Awal tahun 2017 ini, untuk semakin mempererat hubungan Pemuda IKT di Kabupaten Biak Numfor, pengurus pun memiliki program untuk mengadakan ibadah pelayanan awal tahun yang dilaksanakan di tempat yang tidak biasa (mungkin hanya bagi saya... hehehe). Biasanya ibadah Pemuda IKT dilaksanakan di rumah-rumah pemuda Toraja, kali ini ibadahnya outdoor sekaligus piknik.

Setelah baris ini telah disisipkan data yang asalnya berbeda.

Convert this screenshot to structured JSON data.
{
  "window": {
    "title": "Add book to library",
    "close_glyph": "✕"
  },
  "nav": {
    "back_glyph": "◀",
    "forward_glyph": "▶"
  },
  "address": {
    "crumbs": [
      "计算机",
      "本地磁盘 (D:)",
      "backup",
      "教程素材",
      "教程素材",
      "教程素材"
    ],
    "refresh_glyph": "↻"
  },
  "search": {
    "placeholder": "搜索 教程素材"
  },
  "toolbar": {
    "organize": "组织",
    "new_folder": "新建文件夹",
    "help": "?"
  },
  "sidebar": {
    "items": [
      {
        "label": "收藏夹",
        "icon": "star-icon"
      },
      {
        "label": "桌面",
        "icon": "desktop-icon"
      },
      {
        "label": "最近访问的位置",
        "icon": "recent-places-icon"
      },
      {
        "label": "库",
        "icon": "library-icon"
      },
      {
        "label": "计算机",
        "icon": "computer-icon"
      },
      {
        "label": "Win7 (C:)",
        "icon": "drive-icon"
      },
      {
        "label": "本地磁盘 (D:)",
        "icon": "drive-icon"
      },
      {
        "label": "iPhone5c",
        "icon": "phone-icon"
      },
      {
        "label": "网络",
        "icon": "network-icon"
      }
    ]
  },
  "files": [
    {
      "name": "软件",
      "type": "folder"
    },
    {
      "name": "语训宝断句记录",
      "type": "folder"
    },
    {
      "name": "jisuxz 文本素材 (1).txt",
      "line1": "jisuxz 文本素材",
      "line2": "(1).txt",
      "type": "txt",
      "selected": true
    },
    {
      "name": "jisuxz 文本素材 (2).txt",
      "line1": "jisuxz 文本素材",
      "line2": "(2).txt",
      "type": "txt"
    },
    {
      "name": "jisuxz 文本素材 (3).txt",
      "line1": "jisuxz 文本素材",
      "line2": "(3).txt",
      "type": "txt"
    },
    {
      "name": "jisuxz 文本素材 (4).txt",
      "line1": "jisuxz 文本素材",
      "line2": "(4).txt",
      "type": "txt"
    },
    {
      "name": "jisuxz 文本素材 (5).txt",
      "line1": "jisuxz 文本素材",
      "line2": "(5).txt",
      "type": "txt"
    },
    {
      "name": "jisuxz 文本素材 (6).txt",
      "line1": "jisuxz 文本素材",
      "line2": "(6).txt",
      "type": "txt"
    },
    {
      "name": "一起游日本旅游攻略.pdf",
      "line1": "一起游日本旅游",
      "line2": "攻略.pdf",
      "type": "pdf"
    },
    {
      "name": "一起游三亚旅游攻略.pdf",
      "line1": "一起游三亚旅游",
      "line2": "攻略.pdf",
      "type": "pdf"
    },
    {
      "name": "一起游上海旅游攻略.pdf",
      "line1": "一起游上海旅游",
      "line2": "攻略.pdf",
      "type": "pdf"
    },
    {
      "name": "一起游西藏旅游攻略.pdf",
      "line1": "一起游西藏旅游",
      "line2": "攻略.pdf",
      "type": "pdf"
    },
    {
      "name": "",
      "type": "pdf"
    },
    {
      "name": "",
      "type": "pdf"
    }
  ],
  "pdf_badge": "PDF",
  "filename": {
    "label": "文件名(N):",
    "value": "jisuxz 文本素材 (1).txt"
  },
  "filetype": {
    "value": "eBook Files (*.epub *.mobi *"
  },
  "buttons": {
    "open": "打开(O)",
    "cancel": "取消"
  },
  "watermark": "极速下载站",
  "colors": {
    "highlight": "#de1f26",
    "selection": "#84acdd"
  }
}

Tongkonan menjadi meeting point kami dan melanjutkan ke arah timur menuju Pantai Opiaref.
Kumpul di Tongkonan

Pantai Opiaref yang terletak di Distrik Biak Timur menjadi pilihan untuk mengadakan ibadah outdoor. Pantai ini cukup mudah dijangkau, dari Kota Biak menuju arah timur sekitar 30 menitan dengan jalan yang sudah mendukung. Hamparan pasir putih sepanjang pantai menyatu dengan birunya air laut menjadi magnet untuk menarik wisatawan untuk berkunjung. Tak ayal jika saat kami melaksanakan ibadah outdoor, beberapa wisatawan sedang menikmati dan bersantai di Pantai Opiaref.
Tiba di Pantai Opiaref

Ibadah Pemuda IKT di Pantai Opiaref diawali dengan ibadah. Pelaksanaan ibadah diselingi dengan games, pemuda dibagi ke dalam beberapa kelompok.

Ibadah

Dilanjutkan dengan makan siang yang telah dipersiapkan pengurus…
Makan sebelum nyebur

Habis makan siang, rekreasi. Pasir putih, birunya air laut menjadi magnet untuk bermain air. Berenang dan snorkeling menjadi pilihan kami. Beberapa anak-anak yang memang tinggal disekitaran Pantai Opiaref tak ketinggalan untuk menikmati alam yang indah. Ada yang menggunakan ban dalam bekas sebagai pengganti pelampung

Menikmati Pantai Opiaref

Hal yang asing sempat saya lihat yang dilakukan oleh anak-anak. Jika pada umumnya dan semua orang yang suka surfing menggunakan papan selancar untuk menaklukkan tingginya deburan ombak, tetapi berbeda dengan anak-anak ini. Mereka menggunakan papan kayu sebagai papan selancar. Walaupun menggunakan alat seadanya, mereka tetapi semangat menunggu ombak yang datang, meletakkan papan kayu di atas ombak, tidur di atas papan sambil mendayung kaki dan terbawa oleh ombak. Itulah surfing ala anak-anak Biak. Kreatifffff…  
Pengganti Pelampung

Penasaran dan ingin mencoba, saya meminjam papan salah seorang anak. Saat mereka melakukan surfing ala anak Biak terlihat sangat mudah, tetapi saat saya mencoba ternyata susah tak segampang yang terlihat dan dilakukan oleh anak-anak tersebut. Atau mungkin karena ukuran tubuh saya yang lebih besar dari anak-anak, sedangkan ukuran papan kayu tak seberapa sehingga tidak bisa menopang tubuh saya atau teknik saya yang salah… Hahaha… Setidaknya sudah mencoba…


Surfing ala Anak Biak

Waktu semakin sore, walaupun belum puas menikmati Pantai Bosnik. Kami kembali ke kota.